Fig. 6. Structural analysis of mACE2 and RBD.

a Overall structure of the BA.2-RBD and mACE2 complex. b Details of the binding between BA.2-RBD and mACE2. The binding between BA.2-RBM and mACE2 consists mainly of two interaction regions, marked in a red or a blue box. Residues involved in the interactions are shown as sticks. Hydrogen bonds are shown as dashed black lines. c, d Overall structure of the BA.1-RBD and mACE2 complex, with detailed hydrogen bond or salt bridge interactions in BA.1-RBD and ACE2 interface with the same view as in (a, b). e, f The superposition of the BA.2 RBD and mACE2 complex with SARS-CoV-2 WT-RBD alone (PDB: 6LZG). Detailed hydrogen bond or salt bridge interactions are highlighted with the same view as in a, b.

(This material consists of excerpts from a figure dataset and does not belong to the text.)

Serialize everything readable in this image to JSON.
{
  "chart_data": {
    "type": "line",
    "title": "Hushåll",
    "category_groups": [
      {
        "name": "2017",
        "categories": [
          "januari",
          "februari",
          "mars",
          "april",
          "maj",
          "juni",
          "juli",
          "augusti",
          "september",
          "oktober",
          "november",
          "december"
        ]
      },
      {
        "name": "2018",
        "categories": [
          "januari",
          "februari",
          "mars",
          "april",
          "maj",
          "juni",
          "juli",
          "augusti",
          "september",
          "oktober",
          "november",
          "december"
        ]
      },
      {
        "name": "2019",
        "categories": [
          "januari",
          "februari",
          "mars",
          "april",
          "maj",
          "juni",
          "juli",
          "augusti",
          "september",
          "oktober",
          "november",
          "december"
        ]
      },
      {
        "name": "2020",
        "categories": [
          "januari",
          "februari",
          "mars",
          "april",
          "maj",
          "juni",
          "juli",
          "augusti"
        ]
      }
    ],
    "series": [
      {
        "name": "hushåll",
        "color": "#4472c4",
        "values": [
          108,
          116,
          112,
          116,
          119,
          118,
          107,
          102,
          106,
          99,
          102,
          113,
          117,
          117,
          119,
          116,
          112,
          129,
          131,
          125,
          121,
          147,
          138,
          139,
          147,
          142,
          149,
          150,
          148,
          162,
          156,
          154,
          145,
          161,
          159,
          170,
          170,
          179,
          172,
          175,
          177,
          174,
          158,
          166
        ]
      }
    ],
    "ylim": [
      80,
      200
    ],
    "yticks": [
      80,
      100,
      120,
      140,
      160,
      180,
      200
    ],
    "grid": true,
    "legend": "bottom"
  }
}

Fig. 7. Comparison of the binding mode of the BA.2 RBD to mACE2 and hACE2.

a The superposition of BA.2 RBD bound to mACE2 with BA.2 RBD bound to hACE2, with hydrogen bond or salt bridge interactions shown as dashed lines. Hydrogen bond or salt bridge interactions in hACE2-RBD and mACE2-RBD are shown as red and black dashed lines, respectively. b Residues involved in the interactions of BA.2 RBD with hACE2 and mACE2 are listed and connected by lines. Red dashed lines indicate one hydrogen bond or salt bridge and red solid lines indicate two hydrogen bonds, whereas the cyan solid line represents a π-π stacking interaction between the residues. c Infection selectivity of BA.1, BA.2, and WT strains to human, mouse, and cat.